Основываясь на ответе @Fidel, я сделал замену для ResettableCountDownLatch. Изменения, которые я сделал

  • mLatch private volatile
  • mInitialCount private final
  • возвращаемый тип простого await() изменился на void.

В противном случае исходный код тоже классный. Итак, это полный расширенный код:

public class ResettableCountDownLatch {

    private final int initialCount;
    private volatile CountDownLatch latch;

    public ResettableCountDownLatch(int  count) {
        initialCount = count;
        latch = new CountDownLatch(count);
    }

    public void reset() {
        latch = new CountDownLatch(initialCount);
    }

    public void countDown() {
        latch.countDown();
    }

    public void await() throws InterruptedException {
        latch.await();
    }

    public boolean await(long timeout, TimeUnit unit) throws InterruptedException {
        return latch.await(timeout, unit);
    }
}

Update

На основе комментария @Systemplanet - это более безопасная версия reset():

    // An atomic reference is required because reset() is not that atomic anymore, not even with `volatile`.
    private final AtomicReference<CountDownLatch> latchHolder = new AtomicReference<>();

    public void reset() {
        // obtaining a local reference for modifying the required latch
        final CountDownLatch oldLatch = latchHolder.getAndSet(null);
        if (oldLatch != null) {
            // checking the count each time to prevent unnecessary countdowns due to parallel countdowns
            while (0L < oldLatch.getCount()) {
                oldLatch.countDown();
            }
        }
    }

В принципе, это выбор между простотой и безопасностью. То есть если вы готовы перенести ответственность на клиента своего кода, то достаточно установить ссылку null в reset().

С другой стороны, если вы хотите, чтобы это стало проще для пользователей этого кода, вам нужно использовать немного больше трюков.

Ответ 3

Phaser имеет больше опций, мы можем реализовать сброс countdownLatch, используя это.

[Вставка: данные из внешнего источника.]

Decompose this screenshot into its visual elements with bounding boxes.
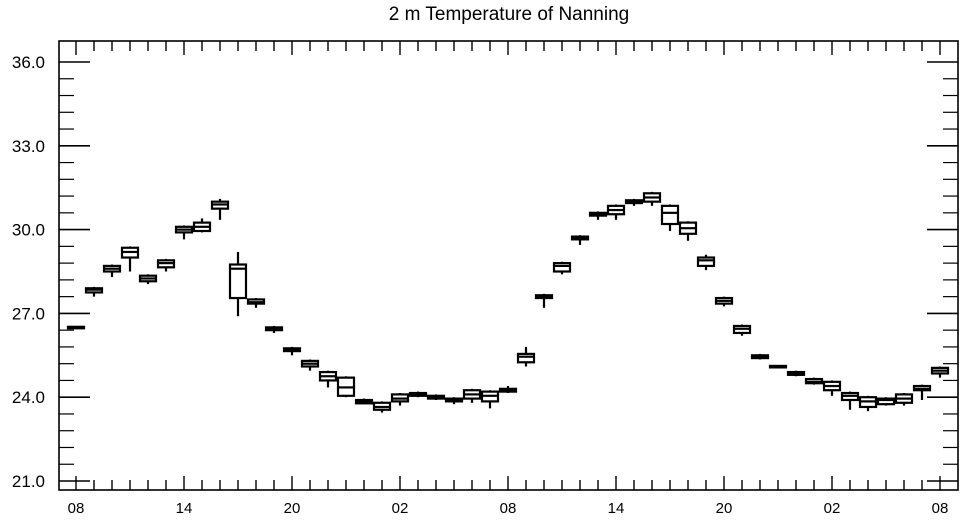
axes: 21.0 24.0 27.0 30.0 33.0 36.0 08 14 20 02 08 14 20 02… (12, 41, 958, 517)
box-mark (624, 198, 644, 206)
box-mark (876, 397, 896, 406)
box-mark (786, 370, 806, 377)
box-mark (822, 380, 842, 396)
box-mark (426, 394, 446, 400)
box-mark (408, 391, 428, 398)
x-tick-label: 14 (176, 500, 193, 517)
box-mark (696, 254, 716, 271)
box-mark (210, 198, 230, 220)
x-tick-label: 02 (824, 500, 841, 517)
box-mark (264, 325, 284, 333)
box-mark (642, 191, 662, 206)
y-tick-label: 24.0 (12, 388, 45, 407)
box-mark (732, 324, 752, 336)
box-mark (750, 353, 770, 360)
x-tick-label: 02 (392, 500, 409, 517)
box-body (516, 352, 536, 364)
box-mark (120, 246, 140, 272)
y-tick-label: 21.0 (12, 472, 45, 491)
box-mark (516, 346, 536, 367)
box-mark (462, 388, 482, 403)
box-mark (660, 204, 680, 231)
box-mark (228, 251, 248, 317)
box-mark (678, 221, 698, 241)
box-mark (858, 395, 878, 412)
box-mark (552, 261, 572, 275)
box-mark (102, 264, 122, 278)
box-body (660, 204, 680, 226)
box-mark (606, 204, 626, 220)
box-body (876, 397, 896, 406)
x-tick-label: 08 (68, 500, 85, 517)
box-mark (372, 401, 392, 413)
box-mark (336, 376, 356, 398)
x-tick-label: 08 (932, 500, 949, 517)
x-tick-label: 14 (608, 500, 625, 517)
box-mark (390, 393, 410, 406)
box-mark (498, 386, 518, 394)
x-tick-label: 20 (716, 500, 733, 517)
box-mark (192, 218, 212, 233)
box-body (552, 262, 572, 273)
plot-frame (58, 40, 959, 491)
box-mark (354, 398, 374, 405)
box-mark (804, 377, 824, 385)
box-marks (66, 191, 950, 413)
box-mark (768, 364, 788, 369)
box-mark (318, 370, 338, 388)
y-tick-label: 27.0 (12, 304, 45, 323)
box-mark (480, 390, 500, 409)
box-mark (84, 286, 104, 297)
box-mark (894, 393, 914, 406)
box-mark (138, 274, 158, 285)
y-tick-label: 36.0 (12, 53, 45, 72)
box-mark (156, 258, 176, 272)
box-mark (714, 296, 734, 307)
box-mark (570, 235, 590, 245)
box-mark (300, 359, 320, 371)
box-mark (282, 346, 302, 356)
box-mark (444, 397, 464, 405)
box-body (228, 263, 248, 300)
box-mark (912, 384, 932, 400)
box-mark (246, 298, 266, 308)
y-tick-label: 33.0 (12, 137, 45, 156)
box-mark (534, 293, 554, 308)
chart-title: 2 m Temperature of Nanning (388, 4, 630, 25)
box-mark (588, 211, 608, 220)
box-mark (174, 225, 194, 240)
box-mark (66, 325, 86, 330)
box-mark (930, 366, 950, 378)
box-body (696, 256, 716, 268)
x-tick-label: 20 (284, 500, 301, 517)
box-mark (840, 391, 860, 410)
y-tick-label: 30.0 (12, 221, 45, 240)
x-tick-label: 08 (500, 500, 517, 517)
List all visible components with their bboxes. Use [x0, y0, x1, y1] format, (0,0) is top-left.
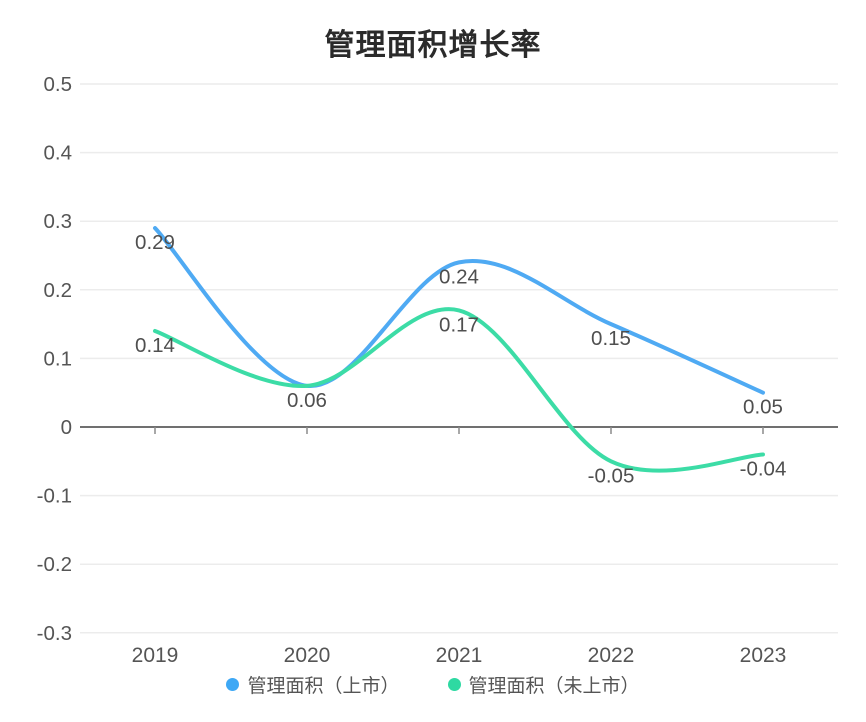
y-axis-label: -0.2	[37, 553, 72, 576]
chart-title: 管理面积增长率	[324, 29, 542, 62]
y-axis-label: 0.1	[44, 347, 73, 370]
series-line-unlisted[interactable]	[153, 307, 765, 473]
x-axis-label: 2020	[284, 644, 331, 667]
data-label-listed: 0.24	[439, 265, 479, 288]
series-line-listed[interactable]	[153, 226, 765, 395]
y-axis-label: -0.1	[37, 485, 72, 508]
y-axis-label: 0.2	[44, 279, 73, 302]
data-label-listed: 0.15	[591, 327, 631, 350]
data-label-unlisted: -0.04	[740, 457, 787, 480]
legend-label-listed: 管理面积（上市）	[247, 676, 400, 697]
data-label-listed: 0.29	[135, 231, 175, 254]
y-axis-label: 0.4	[44, 142, 73, 165]
y-axis-label: -0.3	[37, 622, 72, 645]
y-axis-label: 0.5	[44, 73, 73, 96]
x-axis-label: 2019	[132, 644, 179, 667]
legend-label-unlisted: 管理面积（未上市）	[468, 676, 640, 697]
legend-item-unlisted[interactable]: 管理面积（未上市）	[447, 671, 640, 698]
data-label-unlisted: 0.17	[439, 313, 479, 336]
y-axis-label: 0	[61, 416, 72, 439]
data-label-listed: 0.06	[287, 389, 327, 412]
legend-dot-unlisted-icon	[447, 678, 461, 691]
legend-dot-listed-icon	[226, 678, 240, 691]
chart-legend: 管理面积（上市） 管理面积（未上市）	[0, 671, 866, 698]
x-axis-label: 2022	[588, 644, 635, 667]
legend-item-listed[interactable]: 管理面积（上市）	[226, 671, 400, 698]
x-axis-label: 2021	[436, 644, 483, 667]
x-axis-label: 2023	[740, 644, 787, 667]
data-label-unlisted: 0.14	[135, 334, 175, 357]
data-label-listed: 0.05	[743, 396, 783, 419]
y-axis-label: 0.3	[44, 210, 73, 233]
data-label-unlisted: -0.05	[588, 464, 635, 487]
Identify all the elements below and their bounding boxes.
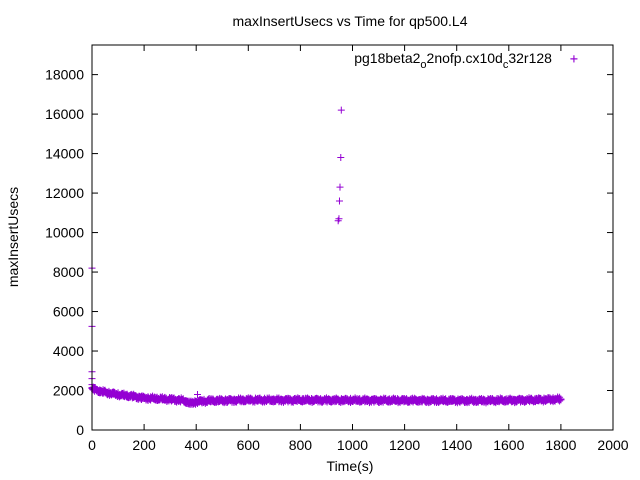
legend-label-subscript-2: c [503, 59, 509, 71]
data-point [270, 396, 278, 404]
x-tick-label: 1400 [441, 437, 472, 453]
data-point [479, 397, 487, 405]
data-point [257, 396, 265, 404]
y-tick-label: 6000 [53, 304, 84, 320]
data-point [544, 395, 552, 403]
data-points [88, 55, 578, 408]
data-point [187, 400, 195, 408]
data-point [414, 396, 422, 404]
data-point [375, 396, 383, 404]
legend-label-part-2: 2nofp.cx10d [427, 50, 503, 66]
data-point [283, 396, 291, 404]
data-point [401, 396, 409, 404]
data-point [335, 215, 343, 223]
chart-title: maxInsertUsecs vs Time for qp500.L4 [233, 13, 468, 29]
data-point [362, 396, 370, 404]
data-point [453, 397, 461, 405]
data-point [130, 393, 138, 401]
data-point [492, 396, 500, 404]
data-point [231, 396, 239, 404]
y-tick-label: 14000 [45, 146, 84, 162]
x-tick-label: 1800 [545, 437, 576, 453]
x-tick-label: 1200 [389, 437, 420, 453]
y-tick-label: 10000 [45, 225, 84, 241]
y-tick-label: 4000 [53, 343, 84, 359]
legend-label-part-3: 32r128 [508, 50, 552, 66]
data-point [296, 396, 304, 404]
x-tick-label: 1600 [493, 437, 524, 453]
data-point [197, 396, 205, 404]
data-point [531, 396, 539, 404]
y-tick-label: 12000 [45, 185, 84, 201]
data-point [337, 154, 345, 162]
x-tick-label: 2000 [597, 437, 628, 453]
data-point [505, 396, 513, 404]
data-point [388, 397, 396, 405]
x-tick-label: 600 [237, 437, 261, 453]
data-point [104, 388, 112, 396]
x-axis-title: Time(s) [327, 458, 374, 474]
data-point [322, 396, 330, 404]
data-point [309, 396, 317, 404]
x-tick-label: 0 [88, 437, 96, 453]
y-tick-label: 2000 [53, 383, 84, 399]
data-point [427, 397, 435, 405]
y-axis-title: maxInsertUsecs [5, 187, 21, 287]
y-tick-label: 18000 [45, 67, 84, 83]
legend-label-part-1: pg18beta2 [354, 50, 420, 66]
data-point [557, 395, 565, 403]
data-point [109, 389, 117, 397]
data-point [466, 396, 474, 404]
data-point [166, 396, 174, 404]
data-point [349, 396, 356, 404]
y-tick-label: 0 [76, 422, 84, 438]
data-point [244, 396, 252, 404]
legend: pg18beta2o2nofp.cx10dc32r128 [354, 50, 578, 71]
x-tick-label: 800 [289, 437, 313, 453]
data-point [338, 395, 346, 403]
data-point [191, 397, 199, 405]
x-tick-label: 400 [185, 437, 209, 453]
data-point [140, 394, 148, 402]
data-point [119, 391, 127, 399]
legend-label-subscript-1: o [420, 59, 426, 71]
data-point [98, 388, 106, 395]
legend-label: pg18beta2o2nofp.cx10dc32r128 [354, 50, 552, 71]
plot-frame [91, 44, 614, 431]
data-point [440, 397, 448, 405]
y-tick-label: 16000 [45, 106, 84, 122]
data-point [153, 395, 161, 403]
x-tick-label: 1000 [337, 437, 368, 453]
data-point [518, 396, 526, 404]
data-point [337, 106, 345, 114]
axis-ticks: 0 200 400 600 800 1000 1200 1400 1600 1800 2000 0 20… [45, 45, 629, 453]
data-point [336, 183, 344, 191]
legend-marker [570, 55, 578, 63]
data-point [335, 197, 343, 205]
data-point [135, 393, 143, 401]
y-tick-label: 8000 [53, 264, 84, 280]
x-tick-label: 200 [132, 437, 156, 453]
data-point [177, 396, 185, 404]
data-point [194, 390, 202, 398]
data-point [182, 398, 190, 406]
data-point [114, 390, 122, 398]
data-point [205, 397, 213, 405]
data-point [218, 396, 226, 404]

Прочтите ниже основные понятия со следующих сайтов

https://examples.javacodegeeks.com/core-java/util/concurrent/phaser/java-util-concurrent-phaser-example/

http://netjs.blogspot.in/2016/01/phaser-in-java-concurrency.html

import java.util.concurrent.Phaser;
/**
 * Resettable countdownLatch using phaser
 */
public class PhaserExample {
    public static void main(String[] args) throws InterruptedException {
        Phaser phaser = new Phaser(3); // you can use constructor hint or
                                        // register() or mixture of both
        // register self... so parties are incremented to 4 (3+1) now
        phaser.register();
        //register is one time call for all the phases.
        //means no need to register for every phase             


        int phasecount = phaser.getPhase();
        System.out.println("Phasecount is " + phasecount);
        new PhaserExample().testPhaser(phaser, 2000);
        new PhaserExample().testPhaser(phaser, 4000);
        new PhaserExample().testPhaser(phaser, 6000);

        // similar to await() in countDownLatch/CyclicBarrier
        // parties are decremented to 3 (4+1) now
        phaser.arriveAndAwaitAdvance(); 
        // once all the thread arrived at same level, barrier opens
        System.out.println("Barrier has broken.");
        phasecount = phaser.getPhase();
        System.out.println("Phasecount is " + phasecount);

        //second phase
        new PhaserExample().testPhaser(phaser, 2000);
        new PhaserExample().testPhaser(phaser, 4000);
        new PhaserExample().testPhaser(phaser, 6000);
        phaser.arriveAndAwaitAdvance(); 
        // once all the thread arrived at same level, barrier opens
        System.out.println("Barrier has broken.");
        phasecount = phaser.getPhase();
        System.out.println("Phasecount is " + phasecount);

    }

    private void testPhaser(final Phaser phaser, final int sleepTime) {
        // phaser.register(); //Already constructor hint is given so not
        // required
        new Thread() {
            @Override
            public void run() {
                try {
                    Thread.sleep(sleepTime);
                    System.out.println(Thread.currentThread().getName() + " arrived");
                    // phaser.arrive(); //similar to CountDownLatch#countDown()
                    phaser.arriveAndAwaitAdvance();// thread will wait till Barrier opens
                    // arriveAndAwaitAdvance is similar to CyclicBarrier#await()
                }
                catch (InterruptedException e) {
                    e.printStackTrace();
                }
                System.out.println(Thread.currentThread().getName() + " after passing barrier");
            }
        }.start();
    }
}

Ответ 4

Другая замена замены

import java.util.concurrent.CountDownLatch;
import java.util.concurrent.TimeUnit;

public class ResettableCountDownLatch {
    int mInitialCount;
    CountDownLatch mLatch;

    public ResettableCountDownLatch(int  count) {
        mInitialCount = count;
        mLatch = new CountDownLatch(count);
    }

    public void reset() {
        mLatch = new CountDownLatch(mInitialCount);
    }

    public void countDown() {
        mLatch.countDown();
    }

    public boolean await() throws InterruptedException {
        boolean result = mLatch.await();
        return result;
    }

    public boolean await(long timeout, TimeUnit unit) throws InterruptedException {
        boolean result = mLatch.await(timeout, unit);
        return result;
    }
}